Skin

Inflammation: Are you wrecking your own skin?

Forget sun and pollution – the new problem facing our skin is ourselves. Too much home peeling, needling, retinol and lasering is leaving our skin irritated, inflamed and aging fast. NEWBY HANDS reveals how to stop your bathroom becoming a battleground

Beauty

The damage we’re doing

Recently I was discussing all things skin with Dr Erich Schulte, founder of QMS Skincare, when he told me: “I’ve noticed something that I haven’t seen since the sun damage from the 1980s. It’s a terrible micro-scarring that gives skin a leathery texture, and there is no easy way of treating it.” The cause, he says, is mainly self-inflicted inflammation. It’s what New York dermatologist Dr Dendy Engelman calls “women going rogue”. “They buy devices and peels, overuse them and get irritation, sensitivity and breakouts. I see patients all the time with red, flaky inflamed skin,” she says.

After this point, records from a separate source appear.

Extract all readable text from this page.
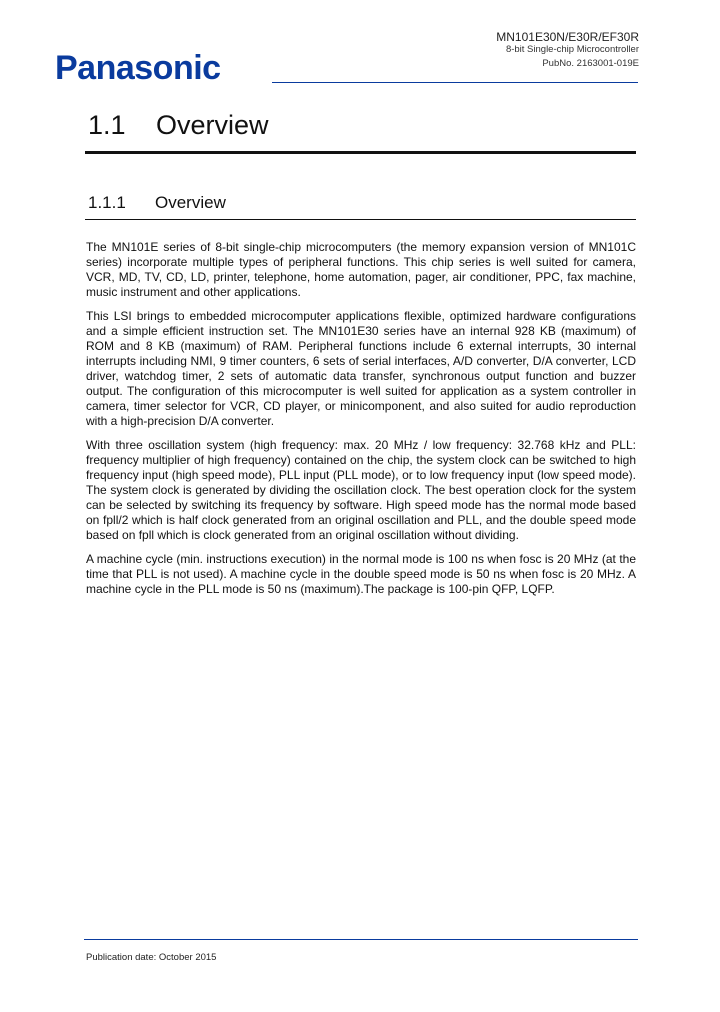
Panasonic
MN101E30N/E30R/EF30R
8-bit Single-chip Microcontroller
PubNo. 2163001-019E
1.1	Overview
1.1.1	Overview

The MN101E series of 8-bit single-chip microcomputers (the memory expansion version of MN101C series) incorporate multiple types of peripheral functions. This chip series is well suited for camera, VCR, MD, TV, CD, LD, printer, telephone, home automation, pager, air conditioner, PPC, fax machine, music instrument and other applications.

This LSI brings to embedded microcomputer applications flexible, optimized hardware configurations and a simple efficient instruction set. The MN101E30 series have an internal 928 KB (maximum) of ROM and 8 KB (maximum) of RAM. Peripheral functions include 6 external interrupts, 30 internal interrupts including NMI, 9 timer counters, 6 sets of serial interfaces, A/D converter, D/A converter, LCD driver, watchdog timer, 2 sets of automatic data transfer, synchronous output function and buzzer output. The configuration of this microcomputer is well suited for application as a system controller in camera, timer selector for VCR, CD player, or minicomponent, and also suited for audio reproduction with a high-precision D/A converter.

With three oscillation system (high frequency: max. 20 MHz / low frequency: 32.768 kHz and PLL: frequency multiplier of high frequency) contained on the chip, the system clock can be switched to high frequency input (high speed mode), PLL input (PLL mode), or to low frequency input (low speed mode). The system clock is generated by dividing the oscillation clock. The best operation clock for the system can be selected by switching its frequency by software. High speed mode has the normal mode based on fpll/2 which is half clock generated from an original oscillation and PLL, and the double speed mode based on fpll which is clock generated from an original oscillation without dividing.

A machine cycle (min. instructions execution) in the normal mode is 100 ns when fosc is 20 MHz (at the time that PLL is not used). A machine cycle in the double speed mode is 50 ns when fosc is 20 MHz. A machine cycle in the PLL mode is 50 ns (maximum).The package is 100-pin QFP, LQFP.

Publication date: October 2015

When good skincare goes bad

Peels, retinol, micro-needling and radio frequency can all transform the skin, but not when used to excess (usually too often or all together), or to recreate the potent treatments at a doctor’s clinic. “I’m the one who does the controlled ‘damage’ in my clinic; at home, you should care for and nurture your skin,” says Dr Engelman. None of these treatments are bad for the skin in themselves – it is the constant overuse that causes damage. The whole point of most of these treatments is to stimulate an ‘injury’, which the body heals by producing a fresh new skin. But if you are repeatedly causing the injury, you never get to the healing stage. LA dermatologist Dr Karyn Grossman likens it to “creating a garden: once you’ve done the work you leave the flowers to grow. But keep aggravating your skin and it’s like cutting off the buds before they bloom.”

Signs of inflammation

“You should feel a skin tingle at the doctor’s clinic, but never at home,” says Dr Schulte. “Redness is okay if it’s from massage or heat, but pain is different as that is inflammation. You want to stimulate, not irritate, your skin.” In other words, don’t get confused between a glowing skin and a damaged one. “I see this flat, toned shine from damage, and people confuse it with hydrated, healthy skin,” says Dr Barbara Sturm. Flaky skin is also a sign of deep inflammation, as is reactive or sensitive skin. “If you keep destroying the skin’s surface you can become sensitized to a product, even one you’ve used for years. The problem is not always with the product, it’s with your skin,” says Dr Sturm.

Pause and pull back

If any of this resonates with you – if your skin is sore, tight, red or glowing (but not in a good way) – then press pause with your skin regimen. Let your skin calm down and rebuild its weakened protective barrier, which you’ve probably stripped away. “Stop using active products (retinol, peels, needling) and focus on those that nourish, hydrate and repair, as damaged skin is usually very dry,” advises LA aesthetician Shani Darden. Once skin is calm, don’t overuse potent products or use too many together; keep skin peels to twice a week maximum, and if using retinol, layer a nourishing cream over it. “Combining a lot of peels can cause a lot of damage,” says Darden.